> >That's very interesting.  Even though it doesn't use spaces, Japanese 
> >does
> >have a pretty clear concept of a word - or maybe they just made it up 
> >to
> >teach to foreigners ;-)
> 
> Don't know about that... But I do remember that my students (I taught 
> ESL to some Japanese girls, for a year, about 10 yrs ago or so) used to 
> have those "funny" dictionaries... When I tried to understand how the 
> dictionary was arranged, they told me it was according to the *number 
> of strokes* drawn in a particular ?hieroglyph? used for a word (or 
> phrase)... I found that method even more intimidating than Roget's 
> dictionary of synonyms/antonyms before it went over to alphabetical 
> listings... As bad, indeed, as the yellow pages in the phone-book or a 
> 'putert search (how on earth do you *begin* to guess???)

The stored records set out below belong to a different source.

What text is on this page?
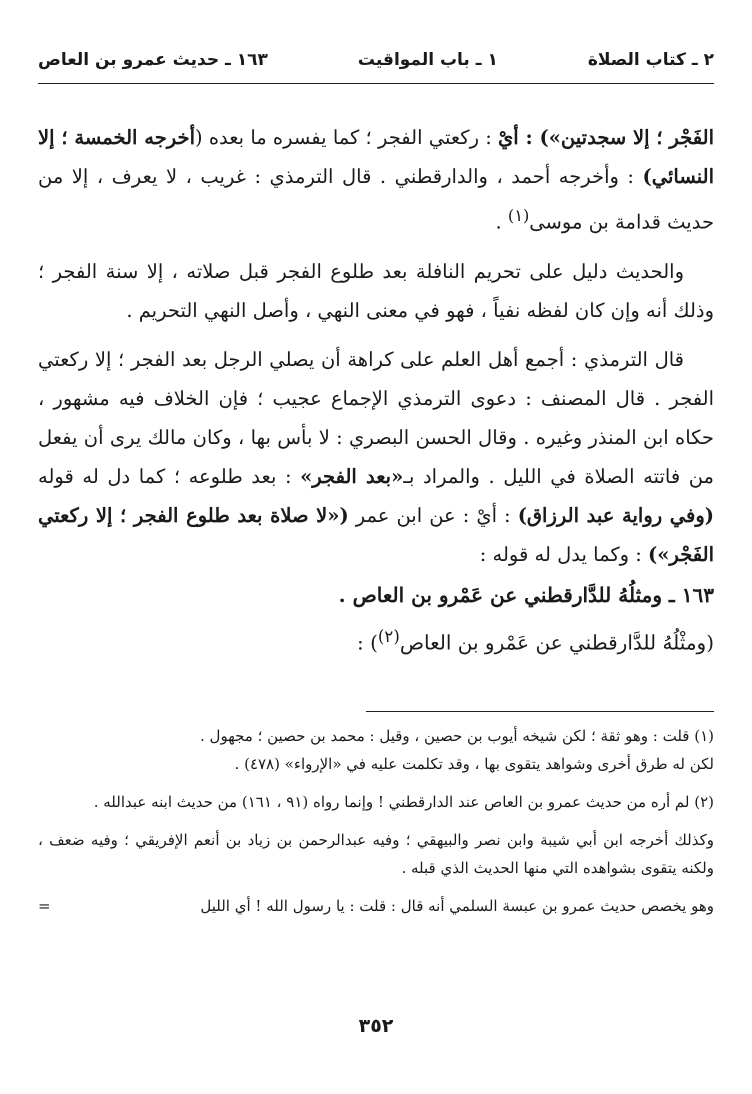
١٦٣ ـ حديث عمرو بن العاص	١ ـ باب المواقيت	٢ ـ كتاب الصلاة

الفَجْر ؛ إلا سجدتين») : أيْ : ركعتي الفجر ؛ كما يفسره ما بعده (أخرجه الخمسة ؛ إلا النسائي) : وأخرجه أحمد ، والدارقطني . قال الترمذي : غريب ، لا يعرف ، إلا من حديث قدامة بن موسى$^{(١)}$ .

والحديث دليل على تحريم النافلة بعد طلوع الفجر قبل صلاته ، إلا سنة الفجر ؛ وذلك أنه وإن كان لفظه نفياً ، فهو في معنى النهي ، وأصل النهي التحريم .

قال الترمذي : أجمع أهل العلم على كراهة أن يصلي الرجل بعد الفجر ؛ إلا ركعتي الفجر . قال المصنف : دعوى الترمذي الإجماع عجيب ؛ فإن الخلاف فيه مشهور ، حكاه ابن المنذر وغيره . وقال الحسن البصري : لا بأس بها ، وكان مالك يرى أن يفعل من فاتته الصلاة في الليل . والمراد بـ«بعد الفجر» : بعد طلوعه ؛ كما دل له قوله (وفي رواية عبد الرزاق) : أيْ : عن ابن عمر («لا صلاة بعد طلوع الفجر ؛ إلا ركعتي الفَجْر») : وكما يدل له قوله :

١٦٣ ـ ومثلُهُ للدَّارقطني عن عَمْرو بن العاص .
(ومثْلُهُ للدَّارقطني عن عَمْرو بن العاص$^{(٢)}$) :

(١) قلت : وهو ثقة ؛ لكن شيخه أيوب بن حصين ، وقيل : محمد بن حصين ؛ مجهول .

لكن له طرق أخرى وشواهد يتقوى بها ، وقد تكلمت عليه في «الإرواء» (٤٧٨) .

(٢) لم أره من حديث عمرو بن العاص عند الدارقطني ! وإنما رواه (٩١ ، ١٦١) من حديث ابنه عبدالله .

وكذلك أخرجه ابن أبي شيبة وابن نصر والبيهقي ؛ وفيه عبدالرحمن بن زياد بن أنعم الإفريقي ؛ وفيه ضعف ، ولكنه يتقوى بشواهده التي منها الحديث الذي قبله .

وهو يخصص حديث عمرو بن عبسة السلمي أنه قال : قلت : يا رسول الله ! أي الليل
=

٣٥٢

The "hieroglyphs" are called kanji, and what they look like doesn't have
any clear relation to how they're pronounced (plus they tend to have
several different pronounciations depending on context), so if you see a
kanji you don't know and want to know what it means or how it's
pronounced, you have to find it in a dictionary only based on what it
looks like, i.e. number of strokes, component shapes, etc.  I only know
about 100 kanji, so fortunately I don't have to use a kanji dictionary
yet. 
There are also dictionaries that go the other way and are more similar
to ours - you find the word's pronounciation (written in the syllabic
alphabet, so the dictionary is arranged alphabetically like the English
ones) and the dictionary tells you the meaning, corresponding kanji etc.